H.R. 2059, to prohibit funding for the United Nations Population Fund (UNFPA)

Washington, DC – Congressman Howard L. Berman, Ranking Democrat on the House Foreign Affairs Committee, delivered the following opening statement at today’s full committee mark-up of H.R. 2059, to prohibit funding for the United Nations Population Fund (UNFPA).

This legislation – like the State Department authorization bill we marked up in July, and the UN bill we will soon consider – will undermine America’s influence and standing in the international community.

It’s an example of civilian cut-and-run par excellence.

Tragically, the bill takes aim at poor women and children in the developing world – women and children who all too often suffer from the effects of disease, war, rape and a host of absolutely horrid conditions that few of us can even begin to imagine.

Rather than helping these desperate people – as UNFPA seeks to do – the legislation makes them pawns in a debate over social issues that often seems divorced from reality.

Indeed, I can think of few other organizations subject to more misinformation, misunderstanding, and outright falsehoods than UNFPA.

I know that discussing UNFPA generates a lot of emotion among some of my colleagues, but that doesn’t mean that passionate arguments should be allowed to trump the facts.

UNFPA does not promote abortion as a method of family planning. Period.

UNFPA is guided by the Cairo Program of Action, which is quite clear in stating, quote “In no case should abortion be promoted as a method of family planning.”

All one has to do is visit UNFPA’s website to find that, quote “UNFPA does not support or promote abortion as a method of family planning.”

During the last Administration, the State Department conducted an investigation of the organization and found, quote: “no evidence that UNFPA has knowingly supported or participated in the management of a program of coercive abortion or involuntary sterilization in the People’s Republic of China.”

I know that for many here, UNFPA’s own words and those of the State Department on this issue may ring hollow.

So I’d ask you to consider the position of the late Henry Hyde, the author of the Hyde Amendment. When he was Chairman of this Committee, he passed a very tough UN bill through the House, which would have ended a great deal of U.S. support for the UN.

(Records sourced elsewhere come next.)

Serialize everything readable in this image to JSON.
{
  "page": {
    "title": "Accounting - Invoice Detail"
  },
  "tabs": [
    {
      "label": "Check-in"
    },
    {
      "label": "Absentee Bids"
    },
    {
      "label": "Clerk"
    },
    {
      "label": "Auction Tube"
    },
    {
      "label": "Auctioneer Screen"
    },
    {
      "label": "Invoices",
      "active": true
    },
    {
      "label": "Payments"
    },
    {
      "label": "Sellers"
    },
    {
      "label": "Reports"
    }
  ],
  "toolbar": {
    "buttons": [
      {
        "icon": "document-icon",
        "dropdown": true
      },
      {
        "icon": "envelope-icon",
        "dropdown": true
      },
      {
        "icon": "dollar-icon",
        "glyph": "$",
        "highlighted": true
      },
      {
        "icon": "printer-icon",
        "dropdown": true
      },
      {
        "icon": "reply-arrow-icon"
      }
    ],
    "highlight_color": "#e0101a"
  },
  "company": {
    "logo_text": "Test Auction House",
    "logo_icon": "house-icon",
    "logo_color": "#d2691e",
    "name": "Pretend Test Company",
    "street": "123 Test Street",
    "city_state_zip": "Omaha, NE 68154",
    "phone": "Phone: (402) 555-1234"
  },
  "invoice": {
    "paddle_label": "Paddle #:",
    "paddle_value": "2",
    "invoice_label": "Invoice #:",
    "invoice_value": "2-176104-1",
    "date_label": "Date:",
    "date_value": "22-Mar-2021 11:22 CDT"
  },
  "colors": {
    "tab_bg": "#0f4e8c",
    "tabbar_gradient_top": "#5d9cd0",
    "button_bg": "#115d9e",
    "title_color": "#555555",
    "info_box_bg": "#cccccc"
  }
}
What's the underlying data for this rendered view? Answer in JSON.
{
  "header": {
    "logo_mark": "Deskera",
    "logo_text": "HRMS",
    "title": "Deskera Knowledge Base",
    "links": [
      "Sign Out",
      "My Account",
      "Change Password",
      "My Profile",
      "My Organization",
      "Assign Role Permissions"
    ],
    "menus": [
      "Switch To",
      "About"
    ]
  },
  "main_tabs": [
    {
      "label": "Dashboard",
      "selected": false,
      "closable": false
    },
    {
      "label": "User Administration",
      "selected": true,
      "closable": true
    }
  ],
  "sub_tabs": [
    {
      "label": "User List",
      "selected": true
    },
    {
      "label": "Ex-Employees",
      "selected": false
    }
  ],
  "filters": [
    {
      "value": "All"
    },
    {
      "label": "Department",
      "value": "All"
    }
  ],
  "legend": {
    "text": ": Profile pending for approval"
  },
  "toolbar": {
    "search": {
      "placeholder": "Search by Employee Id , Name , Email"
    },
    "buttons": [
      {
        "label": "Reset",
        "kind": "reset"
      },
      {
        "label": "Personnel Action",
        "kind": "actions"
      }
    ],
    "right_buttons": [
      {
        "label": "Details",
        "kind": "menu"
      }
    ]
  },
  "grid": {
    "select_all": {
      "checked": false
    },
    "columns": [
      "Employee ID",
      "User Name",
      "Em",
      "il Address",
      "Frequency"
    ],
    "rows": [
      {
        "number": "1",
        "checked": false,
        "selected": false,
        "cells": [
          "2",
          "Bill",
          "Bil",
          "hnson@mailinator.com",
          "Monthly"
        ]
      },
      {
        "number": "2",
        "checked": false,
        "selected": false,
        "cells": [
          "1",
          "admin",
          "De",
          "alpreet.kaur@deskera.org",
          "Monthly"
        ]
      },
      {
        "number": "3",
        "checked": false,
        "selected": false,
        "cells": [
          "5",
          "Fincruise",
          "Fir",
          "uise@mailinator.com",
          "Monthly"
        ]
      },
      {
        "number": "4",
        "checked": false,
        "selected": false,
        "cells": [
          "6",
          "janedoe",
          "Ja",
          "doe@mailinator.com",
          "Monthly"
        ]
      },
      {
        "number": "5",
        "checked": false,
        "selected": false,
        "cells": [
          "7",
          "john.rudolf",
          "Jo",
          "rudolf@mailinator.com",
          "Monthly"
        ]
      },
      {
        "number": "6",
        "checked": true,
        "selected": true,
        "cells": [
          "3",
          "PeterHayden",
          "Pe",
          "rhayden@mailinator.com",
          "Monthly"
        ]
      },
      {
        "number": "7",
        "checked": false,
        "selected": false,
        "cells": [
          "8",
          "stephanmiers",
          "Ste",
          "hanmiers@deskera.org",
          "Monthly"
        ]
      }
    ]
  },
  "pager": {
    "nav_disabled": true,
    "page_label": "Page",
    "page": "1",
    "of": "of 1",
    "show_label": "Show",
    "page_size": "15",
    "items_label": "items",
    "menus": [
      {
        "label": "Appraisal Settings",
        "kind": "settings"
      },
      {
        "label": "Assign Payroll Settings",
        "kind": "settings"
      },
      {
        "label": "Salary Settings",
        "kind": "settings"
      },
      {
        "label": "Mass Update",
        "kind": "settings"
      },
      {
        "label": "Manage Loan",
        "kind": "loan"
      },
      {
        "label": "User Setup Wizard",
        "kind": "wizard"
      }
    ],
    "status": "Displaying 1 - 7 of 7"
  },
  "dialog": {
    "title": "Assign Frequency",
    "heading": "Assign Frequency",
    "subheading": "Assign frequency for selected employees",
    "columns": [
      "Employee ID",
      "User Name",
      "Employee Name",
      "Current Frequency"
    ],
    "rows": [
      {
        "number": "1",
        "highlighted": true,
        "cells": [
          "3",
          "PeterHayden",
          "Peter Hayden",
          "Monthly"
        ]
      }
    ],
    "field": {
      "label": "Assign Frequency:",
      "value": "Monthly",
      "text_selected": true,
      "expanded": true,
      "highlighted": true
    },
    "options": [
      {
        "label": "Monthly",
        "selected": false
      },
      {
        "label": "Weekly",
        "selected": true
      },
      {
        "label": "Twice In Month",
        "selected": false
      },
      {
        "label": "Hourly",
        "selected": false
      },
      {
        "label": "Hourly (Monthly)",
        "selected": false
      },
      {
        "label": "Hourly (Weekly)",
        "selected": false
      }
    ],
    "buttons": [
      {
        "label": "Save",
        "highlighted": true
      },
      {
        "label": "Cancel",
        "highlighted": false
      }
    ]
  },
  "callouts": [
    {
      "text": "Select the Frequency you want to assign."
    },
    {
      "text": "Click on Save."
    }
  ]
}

Yet even his bill didn’t defund UNFPA.

Today, we are being asked to permanently end assistance to an organization working to prevent cholera among pregnant women and people living with HIV/AIDS in Haiti, lowering the maternal mortality rate in Rwanda, and protecting women in Kenya fleeing from famine and war across the Horn of Africa.

Rather than lobbing another grenade in our culture wars, this Committee should be working to strengthen maternal mortality prevention efforts, improve the capacity of health systems in the developing world, and protect women from rape as an instrument of war.

If you want to prevent abortions this is what we should be doing. And that is exactly what UNFPA does.